Licenciement d’un médecin en arrêt maladie : une décision annulée par la justice
Un médecin territorial, en arrêt maladie, a obtenu l’annulation de son licenciement après plus de cinq ans de procédures judiciaires. Le tribunal administratif de Bordeaux a jugé que le licenciement prononcé par le président du Centre Communal d’Action Sociale (CCAS) de Gironde, en janvier 2022, était abusif.
En 2019, ce professionnel de santé avait signé un contrat à durée déterminée de trois ans au sein du CCAS, un établissement public chargé de gérer les politiques sociales de la commune. En juillet 2021, il se met en congé paternité, mais son retour prévu en août est interrompu par un arrêt maladie prolongé.
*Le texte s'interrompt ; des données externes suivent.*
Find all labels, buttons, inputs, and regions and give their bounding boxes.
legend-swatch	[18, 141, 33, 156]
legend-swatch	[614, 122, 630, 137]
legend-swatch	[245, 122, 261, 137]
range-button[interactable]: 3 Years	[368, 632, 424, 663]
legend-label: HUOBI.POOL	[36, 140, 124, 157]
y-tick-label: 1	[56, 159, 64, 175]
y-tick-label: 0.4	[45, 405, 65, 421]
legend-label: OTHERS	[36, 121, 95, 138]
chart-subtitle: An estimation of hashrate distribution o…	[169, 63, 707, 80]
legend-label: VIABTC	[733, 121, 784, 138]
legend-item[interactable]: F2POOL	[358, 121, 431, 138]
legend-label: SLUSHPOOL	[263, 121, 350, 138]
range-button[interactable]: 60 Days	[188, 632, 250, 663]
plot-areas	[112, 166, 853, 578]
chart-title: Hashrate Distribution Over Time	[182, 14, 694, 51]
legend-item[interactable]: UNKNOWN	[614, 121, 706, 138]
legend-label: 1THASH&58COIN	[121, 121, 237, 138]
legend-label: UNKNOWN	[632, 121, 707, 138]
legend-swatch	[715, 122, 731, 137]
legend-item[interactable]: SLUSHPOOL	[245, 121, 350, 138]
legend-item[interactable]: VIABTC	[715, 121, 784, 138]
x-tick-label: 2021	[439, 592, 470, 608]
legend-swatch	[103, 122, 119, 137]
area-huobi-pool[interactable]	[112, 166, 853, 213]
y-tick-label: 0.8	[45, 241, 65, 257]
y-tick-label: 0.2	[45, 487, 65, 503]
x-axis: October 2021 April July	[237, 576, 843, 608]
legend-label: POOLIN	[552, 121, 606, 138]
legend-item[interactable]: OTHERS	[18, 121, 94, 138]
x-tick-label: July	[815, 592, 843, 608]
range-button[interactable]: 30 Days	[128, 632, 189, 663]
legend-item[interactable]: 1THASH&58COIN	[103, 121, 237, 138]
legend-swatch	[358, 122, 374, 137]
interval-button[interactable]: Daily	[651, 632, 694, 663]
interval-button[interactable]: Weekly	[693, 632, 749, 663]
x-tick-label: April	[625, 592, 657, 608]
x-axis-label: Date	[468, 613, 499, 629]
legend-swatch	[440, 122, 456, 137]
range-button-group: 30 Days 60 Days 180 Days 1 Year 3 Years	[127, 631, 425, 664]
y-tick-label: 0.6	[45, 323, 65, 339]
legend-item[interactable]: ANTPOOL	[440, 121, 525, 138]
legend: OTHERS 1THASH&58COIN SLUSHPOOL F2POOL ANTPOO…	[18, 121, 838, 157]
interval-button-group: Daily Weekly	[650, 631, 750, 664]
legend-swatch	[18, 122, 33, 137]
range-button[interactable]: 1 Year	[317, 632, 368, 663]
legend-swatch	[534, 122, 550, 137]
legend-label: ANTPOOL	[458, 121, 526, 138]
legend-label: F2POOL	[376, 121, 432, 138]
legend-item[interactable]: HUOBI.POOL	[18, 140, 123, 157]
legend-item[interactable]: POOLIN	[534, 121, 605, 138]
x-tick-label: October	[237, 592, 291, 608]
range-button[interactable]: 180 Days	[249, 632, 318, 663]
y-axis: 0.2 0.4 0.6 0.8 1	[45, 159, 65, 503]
En janvier 2022, le CCAS le licencie sans préavis ni indemnité, invoquant des motifs variés, allant du manque de respect envers la hiérarchie à des comportements inappropriés sur le lieu de travail.
Le médecin conteste son licenciement, le qualifiant d’abusif, et retrouve un emploi au centre hospitalier d’Agen quelques jours après son licenciement. En parallèle, il réclame le versement d’un Complément indemnitaire annuel (CIA) que le CCAS lui refuse, arguant que ses objectifs n’ont pas été atteints en raison de son arrêt maladie.
Deux procédures sont alors engagées : l’une contre le licenciement et l’autre pour le versement de la prime. Le 16 mars 2023, le tribunal administratif annule le licenciement, ne retenant qu’une seule faute, jugée insuffisante pour justifier une telle sanction. Le 9 novembre 2023, le tribunal ordonne également le versement de 2 740 euros en indemnités diverses.
Cependant, le CCAS conteste cette décision et fait appel. La Cour administrative d’appel de Bordeaux valide d’abord l’annulation du licenciement en avril 2025, puis, en avril 2026, elle ordonne au CCAS de verser plus de 8 000 euros au médecin, incluant sa prime ainsi que des frais de justice. Cette affaire souligne le droit des agents publics à leurs primes, même en cas d’arrêt maladie.